The abundance of rich clusters is a strong constraint on the mass power spectrum. The current constraint can be expressed in the form $σ_8 Ω_m^γ = 0.5 \pm 0.1$ where $σ_8$ is the $rms$ mass fluctuation on 8 $h^{-1}$ Mpc scales, $Ω_m$ is the ratio of matter density to the critical density, and $γ$ is model-dependent. In this paper, we determine a general expression for $γ$ that applies to any models with a mixture of cold dark matter plus cosmological constant or quintessence (a time-evolving, spatially-inhomogeneous component with negative pressure) including dependence on the spectral index $n$, the Hubble constant $h$, and the equation-of-state of the quintessence component $w$. The cluster constraint is combined with COBE measurements to identify a spectrum of best-fitting models. The constraint from the evolution of rich clusters is also discussed.

Figures (4)

• Figure 1: The evolution index of cluster abundance for six models selected because they are the best-fit to the combination of COBE and cluster abundance (at $z=0$) constraints. The model parameters are (from bottom to top): (1) $w=-1$, $\Omega_m=0.35$, $n_s=1$, $h=0.65$, $\Omega_b=0.047$; (2) $w=-5/6$, $\Omega_m=0.34$, $n_s=1$, $h=0.66$, $\Omega_b=0.046$; (3) $w=-2/3$, $\Omega_m=0.35$, $n_s=1$, $h=0.66$, $\Omega_b=0.046$; (4) $w=-1/2$, $\Omega_m=0.36$, $n_s=1$, $h=0.68$, $\Omega_b=0.043$; (5) $w=-1/3$, $\Omega_m=0.44$, $n_s=1$, $h=0.67$, $\Omega_b=0.045$; (6) $w=-1/6$, $\Omega_m=0.49$, $n_s=1.1$, $h=0.70$, $\Omega_b=0.042$.
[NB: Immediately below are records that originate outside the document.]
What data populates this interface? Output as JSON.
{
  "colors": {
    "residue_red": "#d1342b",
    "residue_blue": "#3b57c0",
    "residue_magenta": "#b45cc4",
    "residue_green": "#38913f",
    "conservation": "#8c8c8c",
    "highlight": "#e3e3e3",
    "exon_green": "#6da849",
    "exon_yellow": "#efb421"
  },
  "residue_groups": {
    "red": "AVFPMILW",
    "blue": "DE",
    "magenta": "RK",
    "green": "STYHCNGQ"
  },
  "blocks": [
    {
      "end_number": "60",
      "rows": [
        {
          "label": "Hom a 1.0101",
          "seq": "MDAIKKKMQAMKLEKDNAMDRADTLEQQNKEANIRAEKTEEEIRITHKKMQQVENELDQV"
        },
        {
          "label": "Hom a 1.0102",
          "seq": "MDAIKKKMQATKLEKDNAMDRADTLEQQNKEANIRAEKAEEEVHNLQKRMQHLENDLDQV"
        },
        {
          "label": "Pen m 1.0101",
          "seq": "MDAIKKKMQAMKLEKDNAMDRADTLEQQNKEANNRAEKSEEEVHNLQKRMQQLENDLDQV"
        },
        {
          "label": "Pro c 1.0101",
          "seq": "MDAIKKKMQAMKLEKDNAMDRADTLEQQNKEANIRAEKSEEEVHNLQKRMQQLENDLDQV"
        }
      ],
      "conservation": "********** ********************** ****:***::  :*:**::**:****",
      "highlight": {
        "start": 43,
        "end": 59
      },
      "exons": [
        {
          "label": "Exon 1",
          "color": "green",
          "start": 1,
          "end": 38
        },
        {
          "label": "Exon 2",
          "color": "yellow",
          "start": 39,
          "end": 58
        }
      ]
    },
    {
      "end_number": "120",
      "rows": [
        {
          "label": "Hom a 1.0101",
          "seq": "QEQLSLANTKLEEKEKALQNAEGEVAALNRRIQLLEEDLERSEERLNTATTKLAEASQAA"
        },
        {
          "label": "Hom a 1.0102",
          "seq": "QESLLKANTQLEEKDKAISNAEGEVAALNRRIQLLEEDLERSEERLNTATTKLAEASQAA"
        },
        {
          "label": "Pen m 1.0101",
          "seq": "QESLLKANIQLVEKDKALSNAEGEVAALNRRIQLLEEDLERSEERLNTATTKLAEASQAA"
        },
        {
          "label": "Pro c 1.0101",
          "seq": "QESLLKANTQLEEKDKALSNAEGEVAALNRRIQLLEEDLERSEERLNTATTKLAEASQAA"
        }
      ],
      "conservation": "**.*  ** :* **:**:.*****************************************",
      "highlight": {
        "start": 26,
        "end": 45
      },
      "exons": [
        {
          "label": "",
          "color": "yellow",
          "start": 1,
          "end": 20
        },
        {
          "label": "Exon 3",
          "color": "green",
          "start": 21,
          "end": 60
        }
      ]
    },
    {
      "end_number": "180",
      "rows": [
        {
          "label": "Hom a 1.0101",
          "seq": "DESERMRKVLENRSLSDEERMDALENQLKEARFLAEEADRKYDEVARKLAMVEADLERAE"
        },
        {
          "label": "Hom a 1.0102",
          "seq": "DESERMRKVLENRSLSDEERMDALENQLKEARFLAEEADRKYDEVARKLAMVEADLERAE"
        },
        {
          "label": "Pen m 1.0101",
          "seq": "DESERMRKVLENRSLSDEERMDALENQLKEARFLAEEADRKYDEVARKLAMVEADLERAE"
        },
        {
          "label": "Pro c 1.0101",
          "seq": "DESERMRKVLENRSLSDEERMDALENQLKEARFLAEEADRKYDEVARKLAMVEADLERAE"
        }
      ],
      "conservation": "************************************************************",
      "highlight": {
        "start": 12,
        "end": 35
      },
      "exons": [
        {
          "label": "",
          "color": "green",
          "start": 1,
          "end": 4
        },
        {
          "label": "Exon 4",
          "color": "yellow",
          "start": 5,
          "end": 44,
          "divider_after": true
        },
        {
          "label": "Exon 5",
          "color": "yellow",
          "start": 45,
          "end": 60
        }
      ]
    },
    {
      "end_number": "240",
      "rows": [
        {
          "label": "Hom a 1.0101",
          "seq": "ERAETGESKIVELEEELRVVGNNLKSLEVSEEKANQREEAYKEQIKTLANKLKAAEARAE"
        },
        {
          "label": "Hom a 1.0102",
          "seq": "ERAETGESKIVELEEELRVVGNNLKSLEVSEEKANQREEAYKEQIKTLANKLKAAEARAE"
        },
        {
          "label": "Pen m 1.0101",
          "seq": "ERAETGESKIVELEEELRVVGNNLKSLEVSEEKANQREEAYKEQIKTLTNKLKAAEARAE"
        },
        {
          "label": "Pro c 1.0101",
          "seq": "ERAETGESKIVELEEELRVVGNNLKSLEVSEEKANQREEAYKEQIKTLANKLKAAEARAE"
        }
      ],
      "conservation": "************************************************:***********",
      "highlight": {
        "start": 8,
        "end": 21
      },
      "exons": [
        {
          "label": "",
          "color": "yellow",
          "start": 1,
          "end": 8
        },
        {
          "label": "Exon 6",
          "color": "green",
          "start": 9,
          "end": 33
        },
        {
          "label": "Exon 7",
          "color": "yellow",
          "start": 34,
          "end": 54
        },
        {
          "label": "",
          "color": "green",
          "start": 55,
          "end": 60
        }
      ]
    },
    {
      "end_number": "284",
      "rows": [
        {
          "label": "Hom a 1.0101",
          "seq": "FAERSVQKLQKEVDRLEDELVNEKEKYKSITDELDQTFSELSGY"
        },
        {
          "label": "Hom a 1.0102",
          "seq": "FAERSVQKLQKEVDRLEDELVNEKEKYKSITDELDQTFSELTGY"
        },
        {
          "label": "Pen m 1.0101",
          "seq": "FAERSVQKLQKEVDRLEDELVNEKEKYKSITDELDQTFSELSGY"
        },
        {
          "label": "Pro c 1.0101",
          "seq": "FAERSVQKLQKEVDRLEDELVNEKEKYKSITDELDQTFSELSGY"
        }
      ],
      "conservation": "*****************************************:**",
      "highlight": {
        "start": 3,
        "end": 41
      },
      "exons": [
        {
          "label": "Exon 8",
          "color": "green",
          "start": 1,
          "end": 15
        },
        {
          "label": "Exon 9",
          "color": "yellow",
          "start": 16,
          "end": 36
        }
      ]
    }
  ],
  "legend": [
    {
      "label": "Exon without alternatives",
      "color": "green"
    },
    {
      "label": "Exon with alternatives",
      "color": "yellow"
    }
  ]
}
• Figure 2: COBE-normalized $\sigma_8$ as a function of $\Omega_Q$ for six constant $w$ models with $n_s=1$ and $h=0.65$. They are (from top to bottom): (1) $w=-1$; (2) $w=-2/3$; (3) $w=-1/2$; (4) $w=-1/3$; (5) $w=-1/6$; (6) $w=0$. The highlighted regions indicate where the x-ray cluster abundance constraints imposed by Eq. (\ref{['sigma8']}) overlap the COBE constraint. Best-fit models correspond to the overlap region.
• Figure 3: Cosmic microwave background (CMB) anisotropy measurements, combined with other constraints on cosmological parameters, may be unable to distinguish among a family of $\Lambda$ and quintessence models, as illustrated here. All models along the degeneracy curve shown in the figure produce a temperature anisotropy power spectrum that is indistinguishable, given cosmic variance uncertainty. In addition, the CMB can determine other parameters: for this illustration, we have assumed $\Omega_m h^2=1.5$, $\Omega_b h^2=0.02$ and $n_s=1$ (reasonable values). Even if these parameters are determined precisely and combined with other observational constraints, there remains substantial uncertainty (shaded region) that may not do much to discriminate among the degenerate models, as illustrated here.
• Figure 4: The evolution of cluster abundance may break down the degeneracy between $\Lambda$ and quintessence models illustrated in Fig. 3. $A(M_{1.5})$, the slope of log-abundance vs. redshift $z$, for the models along the degeneracy curve shown in Figure 3.